High Performance Computing at Extreme Scale: Resilience, Energy Efficiency, and Scalability
Traditional scientific discovery and engineering innovation require extensive real experiments. However, conducting real experiments faces many limitations e.g., safety consideration, the cost in time and money, feasibility in real-world, etc. So, nowadays many researchers rely on computers to do simulation-based experiments e.g., airplane design, weather forecasting, quantum chemistry, deep learning in neural networks, etc. This brings great demand on computational power. That's why we need High Performance Computing (HPC). HPC is the practice of aggregating computing power in a way that delivers much higher performance than traditional desktop or workstation in order to solve larger problems in science, engineering, or business. However, many challenges arise when using HPC systems at extreme scale e.g., reliability, energy efficiency, performance, and portability. This talk will focus on one of the most widely used computing systems in HPC -- heterogeneous systems with GPUs. Linear algebra operations are the building blocks of many applications in HPC. I will introduce several algorithm-based approaches to improve fault tolerance, energy saving, and performance of linear algebra operations on heterogeneous systems with GPUs. In addition, I will talk about my current and future work that include virtualization in HPC, performance optimization on NVIDIA DGX-1, etc.
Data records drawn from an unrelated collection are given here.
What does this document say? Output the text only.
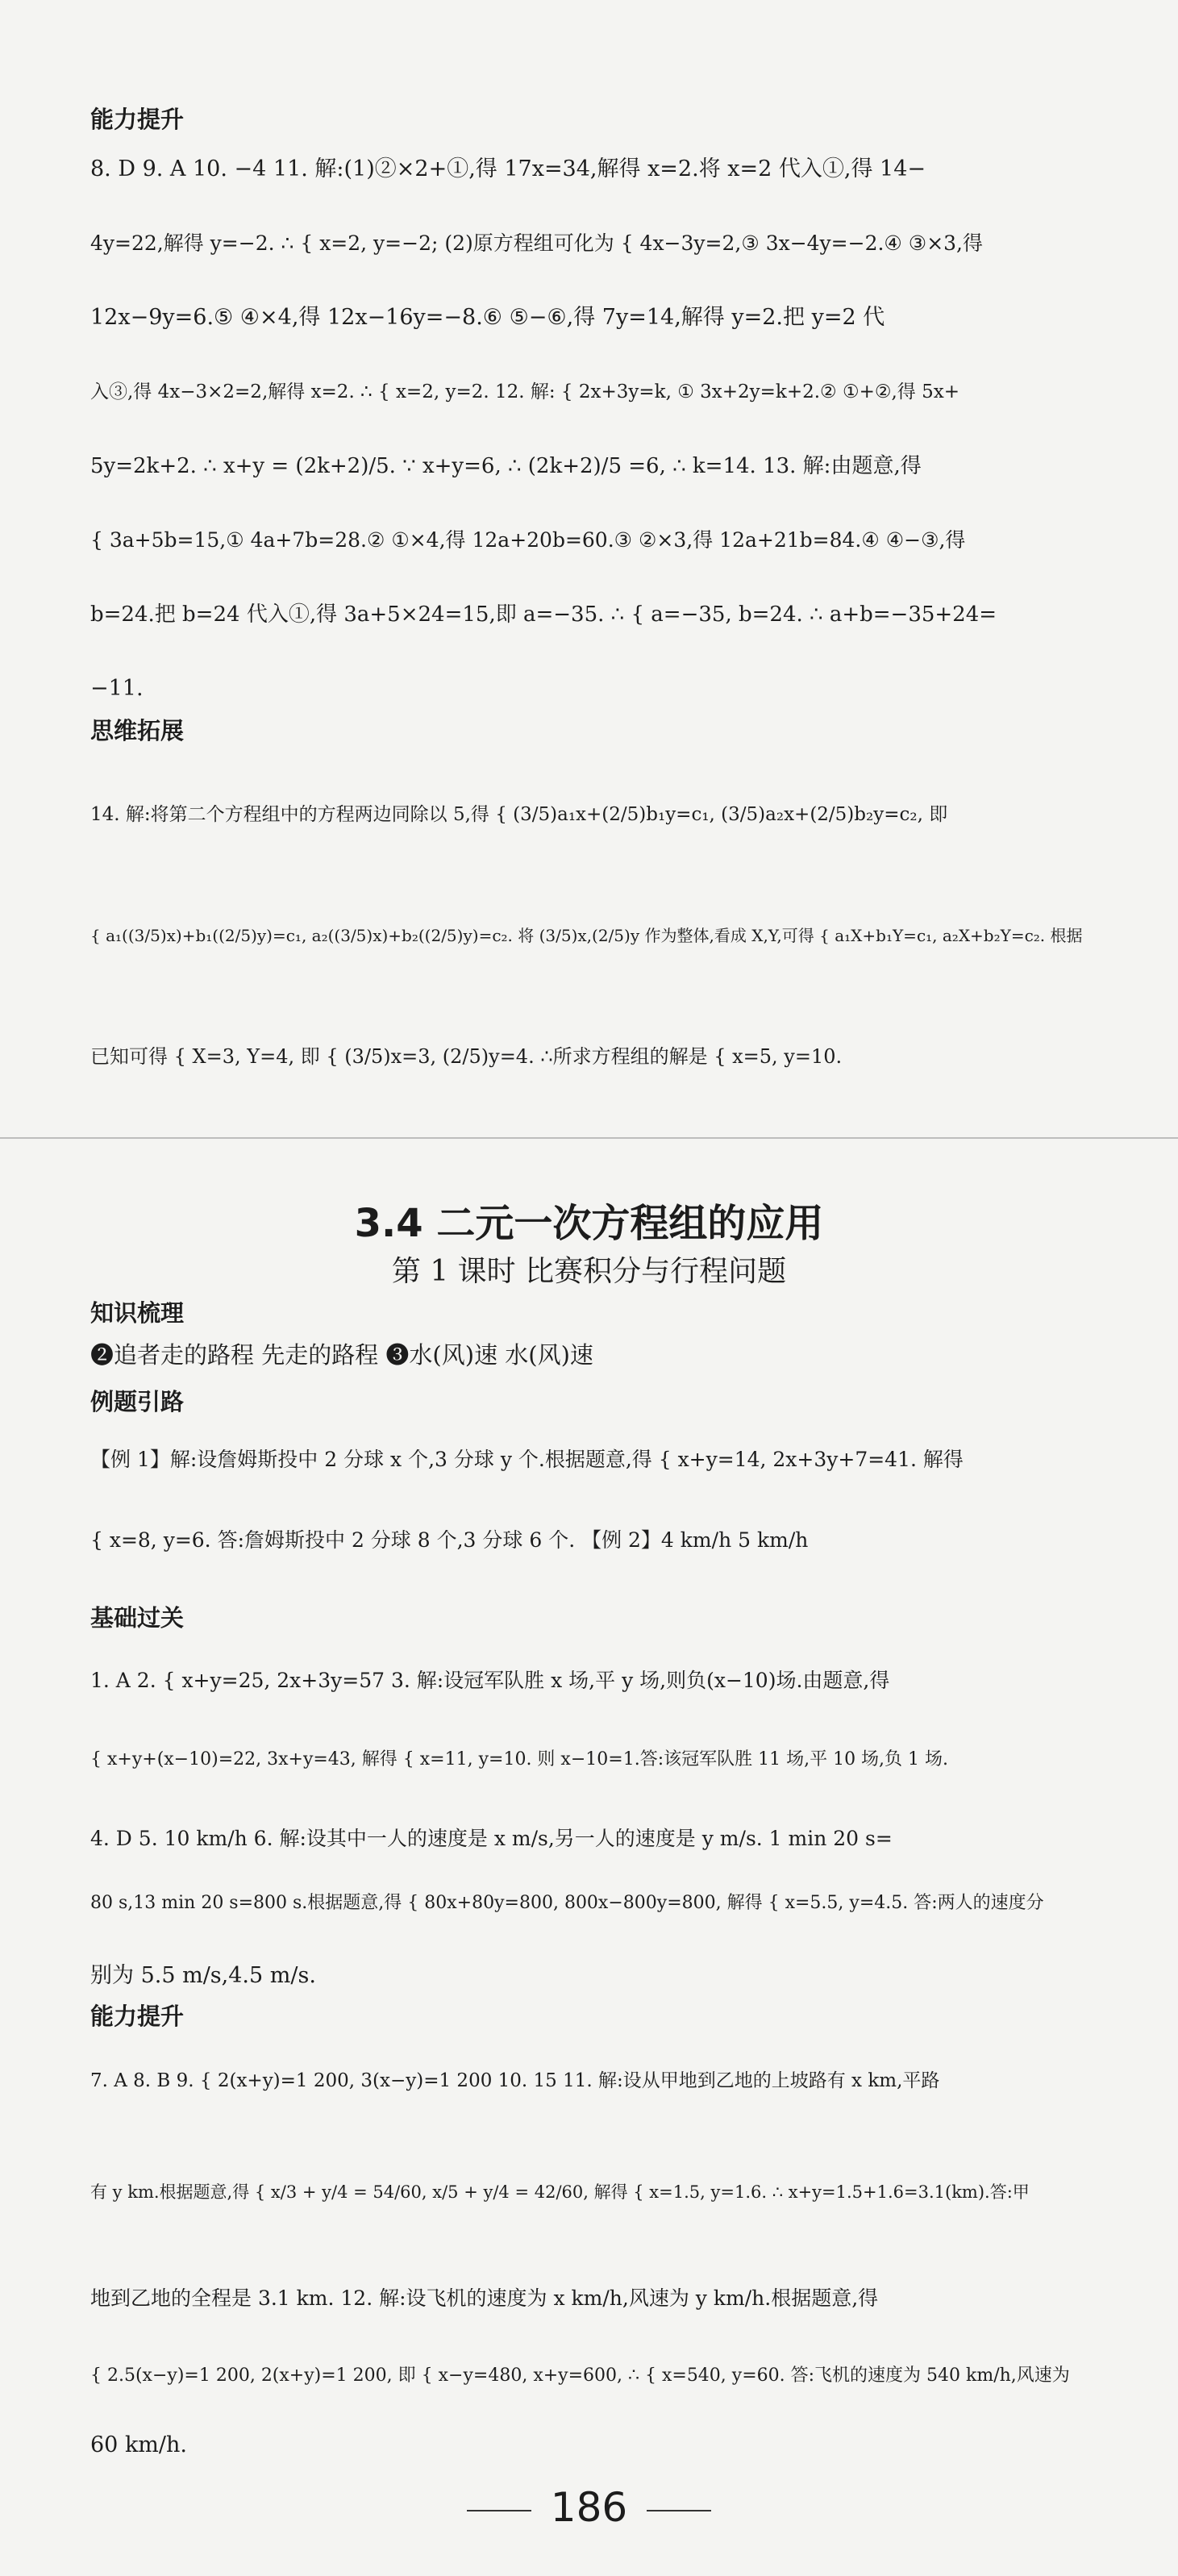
能力提升
8. D 9. A 10. −4 11. 解:(1)②×2+①,得 17x=34,解得 x=2.将 x=2 代入①,得 14−
4y=22,解得 y=−2. ∴ { x=2, y=−2; (2)原方程组可化为 { 4x−3y=2,③ 3x−4y=−2.④ ③×3,得
12x−9y=6.⑤ ④×4,得 12x−16y=−8.⑥ ⑤−⑥,得 7y=14,解得 y=2.把 y=2 代
入③,得 4x−3×2=2,解得 x=2. ∴ { x=2, y=2. 12. 解: { 2x+3y=k, ① 3x+2y=k+2.② ①+②,得 5x+
5y=2k+2. ∴ x+y = (2k+2)/5. ∵ x+y=6, ∴ (2k+2)/5 =6, ∴ k=14. 13. 解:由题意,得
{ 3a+5b=15,① 4a+7b=28.② ①×4,得 12a+20b=60.③ ②×3,得 12a+21b=84.④ ④−③,得
b=24.把 b=24 代入①,得 3a+5×24=15,即 a=−35. ∴ { a=−35, b=24. ∴ a+b=−35+24=
−11.
思维拓展
14. 解:将第二个方程组中的方程两边同除以 5,得 { (3/5)a₁x+(2/5)b₁y=c₁, (3/5)a₂x+(2/5)b₂y=c₂, 即
{ a₁((3/5)x)+b₁((2/5)y)=c₁, a₂((3/5)x)+b₂((2/5)y)=c₂. 将 (3/5)x,(2/5)y 作为整体,看成 X,Y,可得 { a₁X+b₁Y=c₁, a₂X+b₂Y=c₂. 根据
已知可得 { X=3, Y=4, 即 { (3/5)x=3, (2/5)y=4. ∴所求方程组的解是 { x=5, y=10.
3.4 二元一次方程组的应用
第 1 课时 比赛积分与行程问题
知识梳理
❷追者走的路程 先走的路程 ❸水(风)速 水(风)速
例题引路
【例 1】解:设詹姆斯投中 2 分球 x 个,3 分球 y 个.根据题意,得 { x+y=14, 2x+3y+7=41. 解得
{ x=8, y=6. 答:詹姆斯投中 2 分球 8 个,3 分球 6 个. 【例 2】4 km/h 5 km/h
基础过关
1. A 2. { x+y=25, 2x+3y=57 3. 解:设冠军队胜 x 场,平 y 场,则负(x−10)场.由题意,得
{ x+y+(x−10)=22, 3x+y=43, 解得 { x=11, y=10. 则 x−10=1.答:该冠军队胜 11 场,平 10 场,负 1 场.
4. D 5. 10 km/h 6. 解:设其中一人的速度是 x m/s,另一人的速度是 y m/s. 1 min 20 s=
80 s,13 min 20 s=800 s.根据题意,得 { 80x+80y=800, 800x−800y=800, 解得 { x=5.5, y=4.5. 答:两人的速度分
别为 5.5 m/s,4.5 m/s.
能力提升
7. A 8. B 9. { 2(x+y)=1 200, 3(x−y)=1 200 10. 15 11. 解:设从甲地到乙地的上坡路有 x km,平路
有 y km.根据题意,得 { x/3 + y/4 = 54/60, x/5 + y/4 = 42/60, 解得 { x=1.5, y=1.6. ∴ x+y=1.5+1.6=3.1(km).答:甲
地到乙地的全程是 3.1 km. 12. 解:设飞机的速度为 x km/h,风速为 y km/h.根据题意,得
{ 2.5(x−y)=1 200, 2(x+y)=1 200, 即 { x−y=480, x+y=600, ∴ { x=540, y=60. 答:飞机的速度为 540 km/h,风速为
60 km/h.
186
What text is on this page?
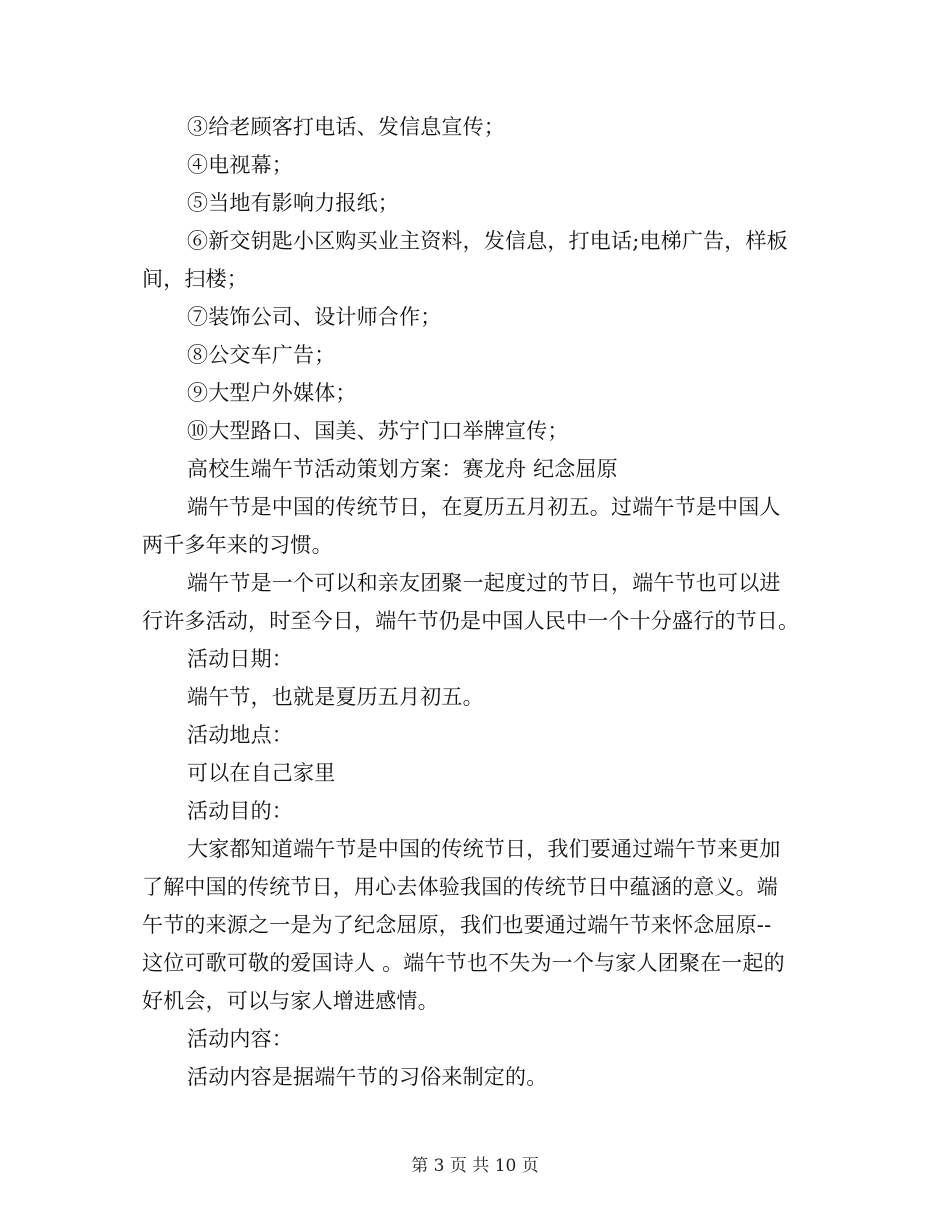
③给老顾客打电话、发信息宣传；
④电视幕；
⑤当地有影响力报纸；
⑥新交钥匙小区购买业主资料，发信息，打电话;电梯广告，样板
间，扫楼；
⑦装饰公司、设计师合作；
⑧公交车广告；
⑨大型户外媒体；
⑩大型路口、国美、苏宁门口举牌宣传；
高校生端午节活动策划方案：赛龙舟 纪念屈原
端午节是中国的传统节日，在夏历五月初五。过端午节是中国人
两千多年来的习惯。
端午节是一个可以和亲友团聚一起度过的节日，端午节也可以进
行许多活动，时至今日，端午节仍是中国人民中一个十分盛行的节日。
活动日期：
端午节，也就是夏历五月初五。
活动地点：
可以在自己家里
活动目的：
大家都知道端午节是中国的传统节日，我们要通过端午节来更加
了解中国的传统节日，用心去体验我国的传统节日中蕴涵的意义。端
午节的来源之一是为了纪念屈原，我们也要通过端午节来怀念屈原--
这位可歌可敬的爱国诗人 。端午节也不失为一个与家人团聚在一起的
好机会，可以与家人增进感情。
活动内容：
活动内容是据端午节的习俗来制定的。
第 3 页 共 10 页
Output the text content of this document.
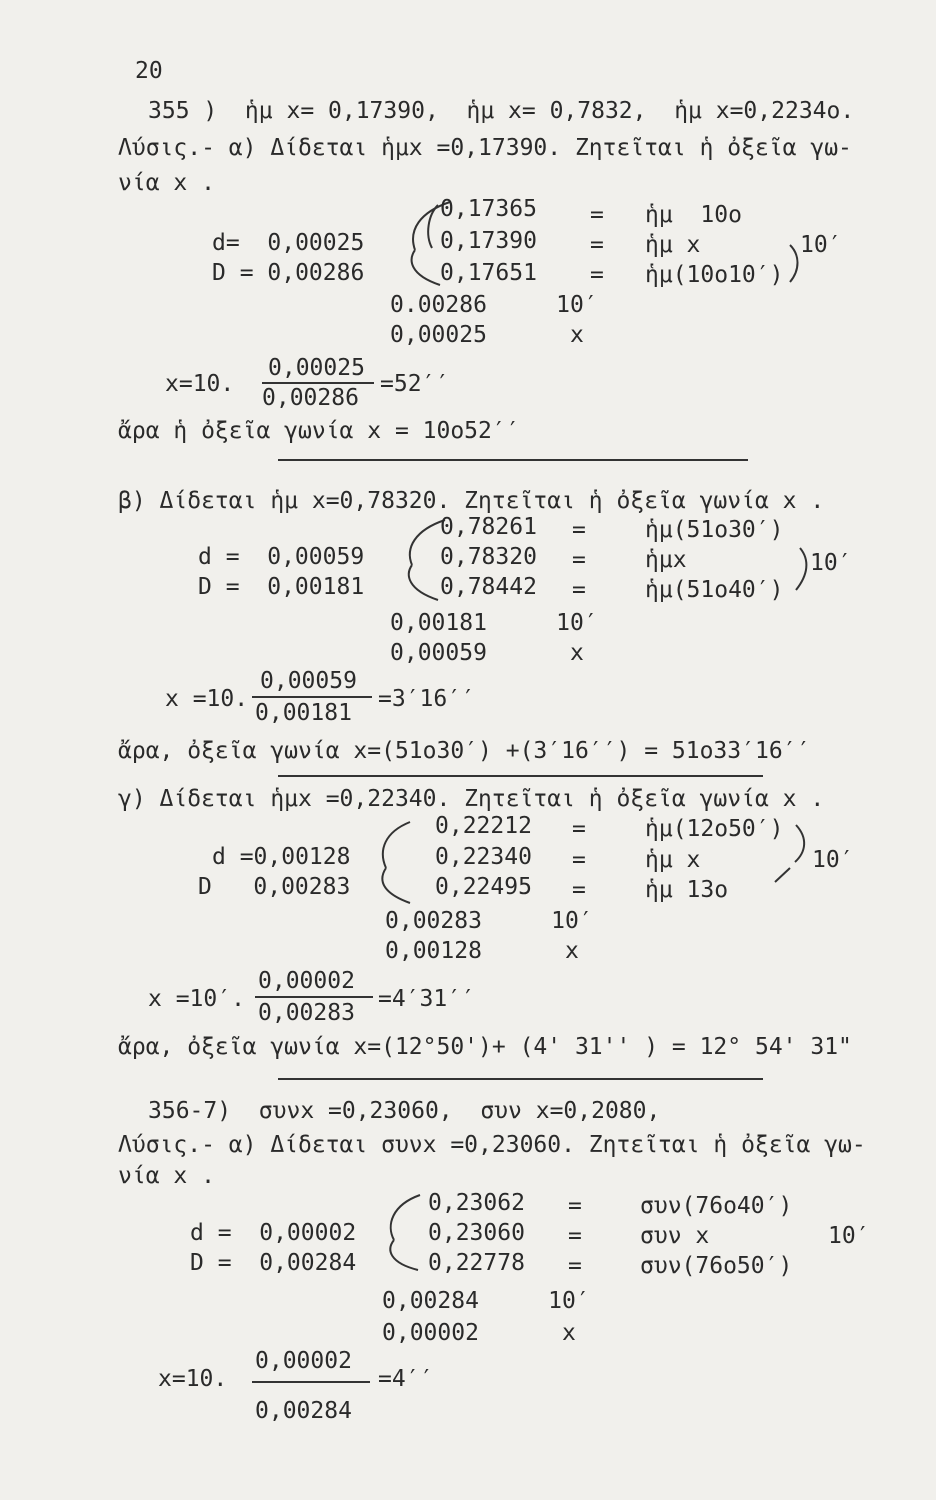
20
355 )  ἡμ x= 0,17390,  ἡμ x= 0,7832,  ἡμ x=0,2234ο.
Λύσις.- α) Δίδεται ἡμx =0,17390. Ζητεῖται ἡ ὀξεῖα γω-
νία x .
0,17365 = ἡμ  10ο
d=  0,00025	0,17390 = ἡμ x	10′
D = 0,00286	0,17651 = ἡμ(10ο10′)
0.00286     10′
0,00025      x
x=10.
0,00025
0,00286
=52′′
ἄρα ἡ ὀξεῖα γωνία x = 10ο52′′
β) Δίδεται ἡμ x=0,78320. Ζητεῖται ἡ ὀξεῖα γωνία x .
0,78261 =	ἡμ(51ο30′)
d =  0,00059	0,78320 =	ἡμx	10′
D =  0,00181	0,78442 =	ἡμ(51ο40′)
0,00181     10′
0,00059      x
x =10.
0,00059
0,00181
=3′16′′
ἄρα, ὀξεῖα γωνία x=(51ο30′) +(3′16′′) = 51ο33′16′′
γ) Δίδεται ἡμx =0,22340. Ζητεῖται ἡ ὀξεῖα γωνία x .
0,22212 =	ἡμ(12ο50′)
d =0,00128	0,22340 =	ἡμ x	10′
D   0,00283	0,22495 =	ἡμ 13ο
0,00283     10′
0,00128      x
x =10′.
0,00002
0,00283
=4′31′′
ἄρα, ὀξεῖα γωνία x=(12°50')+ (4' 31'' ) = 12° 54' 31"
356-7)  συνx =0,23060,  συν x=0,2080,
Λύσις.- α) Δίδεται συνx =0,23060. Ζητεῖται ἡ ὀξεῖα γω-
νία x .
0,23062 =	συν(76ο40′)
d =  0,00002	0,23060 =	συν x	10′
D =  0,00284	0,22778 =	συν(76ο50′)
0,00284     10′
0,00002      x
x=10.
0,00002
0,00284
=4′′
Mr. Jieyang Chen is a Ph.D. candidate in Computer Science at University of California, Riverside. He received a Master's degree in Computer Science from the University of California, Riverside in 2014 and a Bachelor's degree in Computer Science and Engineering from Beijing University of Technology in 2012. His research primarily focuses on high performance computing on GPUs with CUDA, algorithm-based fault tolerance, energy-efficient computing, and virtualized computing. He did a summer internship at Los Alamos National Laboratory in 2017 and he is currently collaborating with Los Alamos National Laboratory working on HPC virtualization. He is also collaborating with Pacific Northwest National Laboratory working on GPU performance optimization.